Abstract

Lethal arrhythmia is one of the major safety concerns for developing drug candidate compounds, nevertheless, conventional cardiotoxicity prediction methods like in vitro hERG/APD and in vivo QT assay cannot be eliminated the false negative/positive problem. To overcome this problem, we have developed an on-chip new in vitro predictive cardiotoxicity assay having a quality of clinical screening using constructive human cardiomyocyte networks derived from human stem cells (hES-CMs) employing a spatiotemporal measurement of fluctuation (short-term variability; STV) of temporal repolarization of cells and spatial cell-to-cell conduction, representing two origins of lethal arrhythmia.

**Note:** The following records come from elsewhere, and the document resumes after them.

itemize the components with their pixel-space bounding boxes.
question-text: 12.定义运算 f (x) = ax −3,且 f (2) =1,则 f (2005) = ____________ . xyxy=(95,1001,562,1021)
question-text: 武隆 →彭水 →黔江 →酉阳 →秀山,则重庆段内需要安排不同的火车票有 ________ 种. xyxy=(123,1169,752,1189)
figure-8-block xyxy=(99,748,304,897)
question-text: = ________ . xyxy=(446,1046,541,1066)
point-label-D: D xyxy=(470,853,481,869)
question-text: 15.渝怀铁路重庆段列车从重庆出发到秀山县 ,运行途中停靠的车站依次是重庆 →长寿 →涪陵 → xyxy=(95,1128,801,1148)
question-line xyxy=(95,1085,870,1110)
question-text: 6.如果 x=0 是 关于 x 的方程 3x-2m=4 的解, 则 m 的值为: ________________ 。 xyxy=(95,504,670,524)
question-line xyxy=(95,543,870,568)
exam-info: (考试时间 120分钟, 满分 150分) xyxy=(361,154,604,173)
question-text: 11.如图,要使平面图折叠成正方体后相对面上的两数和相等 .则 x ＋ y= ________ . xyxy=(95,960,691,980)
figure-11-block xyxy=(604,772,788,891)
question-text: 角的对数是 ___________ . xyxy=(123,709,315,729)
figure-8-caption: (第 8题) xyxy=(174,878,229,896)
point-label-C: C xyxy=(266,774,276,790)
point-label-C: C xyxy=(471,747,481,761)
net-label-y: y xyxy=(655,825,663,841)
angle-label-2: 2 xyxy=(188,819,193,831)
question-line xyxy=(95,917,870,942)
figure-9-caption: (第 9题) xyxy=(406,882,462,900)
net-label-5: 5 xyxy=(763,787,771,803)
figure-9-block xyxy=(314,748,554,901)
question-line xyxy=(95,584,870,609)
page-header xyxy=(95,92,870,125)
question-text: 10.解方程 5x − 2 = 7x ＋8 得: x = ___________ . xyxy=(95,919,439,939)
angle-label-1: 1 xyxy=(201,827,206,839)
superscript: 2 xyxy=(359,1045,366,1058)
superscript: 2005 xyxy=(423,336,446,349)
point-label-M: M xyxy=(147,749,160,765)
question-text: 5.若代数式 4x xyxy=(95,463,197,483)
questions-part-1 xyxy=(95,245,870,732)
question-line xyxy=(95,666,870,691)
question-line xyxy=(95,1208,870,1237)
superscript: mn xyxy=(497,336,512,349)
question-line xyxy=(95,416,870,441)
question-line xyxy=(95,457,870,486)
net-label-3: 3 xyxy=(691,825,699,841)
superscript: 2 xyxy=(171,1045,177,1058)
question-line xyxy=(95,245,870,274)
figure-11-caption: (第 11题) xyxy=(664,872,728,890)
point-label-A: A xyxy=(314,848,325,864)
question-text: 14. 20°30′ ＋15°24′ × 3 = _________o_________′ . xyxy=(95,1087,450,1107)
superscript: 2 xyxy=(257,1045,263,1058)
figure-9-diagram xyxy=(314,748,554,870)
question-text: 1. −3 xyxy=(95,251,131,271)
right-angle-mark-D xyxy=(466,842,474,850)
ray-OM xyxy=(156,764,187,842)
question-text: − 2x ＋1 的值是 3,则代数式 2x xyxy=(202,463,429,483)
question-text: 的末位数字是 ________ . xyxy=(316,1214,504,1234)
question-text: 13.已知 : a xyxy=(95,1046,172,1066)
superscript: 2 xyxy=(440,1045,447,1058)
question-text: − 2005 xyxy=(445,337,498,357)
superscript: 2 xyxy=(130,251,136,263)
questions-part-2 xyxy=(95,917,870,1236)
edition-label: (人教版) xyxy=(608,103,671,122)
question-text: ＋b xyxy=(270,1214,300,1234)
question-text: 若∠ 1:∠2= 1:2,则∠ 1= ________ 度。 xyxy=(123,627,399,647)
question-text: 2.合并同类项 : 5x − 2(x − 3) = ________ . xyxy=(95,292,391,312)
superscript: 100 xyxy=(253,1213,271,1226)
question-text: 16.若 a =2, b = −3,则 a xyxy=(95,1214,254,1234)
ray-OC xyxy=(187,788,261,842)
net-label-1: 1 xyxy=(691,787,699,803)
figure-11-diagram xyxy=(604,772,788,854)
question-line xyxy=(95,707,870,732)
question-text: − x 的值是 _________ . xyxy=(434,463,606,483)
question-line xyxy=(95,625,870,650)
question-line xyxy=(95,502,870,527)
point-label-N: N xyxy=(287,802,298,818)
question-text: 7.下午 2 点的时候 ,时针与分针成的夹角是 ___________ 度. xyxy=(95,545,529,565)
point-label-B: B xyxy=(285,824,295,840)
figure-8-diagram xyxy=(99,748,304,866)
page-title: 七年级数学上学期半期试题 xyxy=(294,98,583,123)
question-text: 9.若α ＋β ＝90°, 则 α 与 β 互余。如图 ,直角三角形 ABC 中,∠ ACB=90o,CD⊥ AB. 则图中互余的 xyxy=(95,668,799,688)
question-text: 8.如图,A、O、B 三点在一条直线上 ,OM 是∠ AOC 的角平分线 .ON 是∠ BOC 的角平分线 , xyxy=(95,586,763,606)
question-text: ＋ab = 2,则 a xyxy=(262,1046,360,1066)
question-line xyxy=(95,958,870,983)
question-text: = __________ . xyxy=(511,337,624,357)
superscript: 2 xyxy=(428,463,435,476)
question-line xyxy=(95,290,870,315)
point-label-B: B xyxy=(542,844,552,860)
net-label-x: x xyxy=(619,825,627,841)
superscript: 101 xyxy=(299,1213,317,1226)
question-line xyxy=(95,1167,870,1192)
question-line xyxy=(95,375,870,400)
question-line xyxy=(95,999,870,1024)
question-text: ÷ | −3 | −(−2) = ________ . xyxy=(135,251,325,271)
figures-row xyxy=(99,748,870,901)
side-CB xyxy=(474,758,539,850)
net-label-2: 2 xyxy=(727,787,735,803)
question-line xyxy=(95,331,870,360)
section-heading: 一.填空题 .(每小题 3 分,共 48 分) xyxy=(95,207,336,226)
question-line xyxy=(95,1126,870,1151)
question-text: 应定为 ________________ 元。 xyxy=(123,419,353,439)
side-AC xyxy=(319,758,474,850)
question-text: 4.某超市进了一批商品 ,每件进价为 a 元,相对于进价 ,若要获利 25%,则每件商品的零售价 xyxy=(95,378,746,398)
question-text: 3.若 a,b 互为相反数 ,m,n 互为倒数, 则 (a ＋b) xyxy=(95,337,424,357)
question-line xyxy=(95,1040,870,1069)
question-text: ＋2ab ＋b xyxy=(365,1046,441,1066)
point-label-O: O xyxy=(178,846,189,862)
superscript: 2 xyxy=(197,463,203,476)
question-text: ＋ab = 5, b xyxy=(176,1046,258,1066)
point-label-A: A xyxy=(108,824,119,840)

First, we examined the electrophysiological prolongation of field potential durations (FPDs) of human cardiomyocytes to compare the conventional in vivo QT prolongation and clinical results. The results showed (1) FPD prolongation has the ability to detect QT/pro-arrhythmic risks almost similar to the conventional in vitro APD measurements such as papillary muscle and Langendorff hearts. However, they did not show significant improvement of the false-positive/negative problems. Then we evaluated the new two spatiotemporal fluctuations, and found that (2) temporal fluctuations of FPDs (STVFPD) predicted ventricular arrhythmia risks more precisely in most of the representative compounds including false-positive/negative compounds except for terfenadine, and that (3) even the risk of those false-negative drugs including terfenadine was predicted by the fluctuation of spatial cell-to-cell conduction in the lined-up cardiomyocyte network. In conclusion, only the replacement of animal cells to human cardiomyocytes in conventional in vitro screening is not enough to get precise prediction, whereas, the combination of human cardiomyocytes with the new approach of two spatiotemporal fluctuation measurements of temporal STVFPD and spatial STVConductance gives us an potential of global precise predictive arrhythmic cardiotoxicity as a quasi-in vivo human cell network screening beyond conventional hERG and APD/QT assays.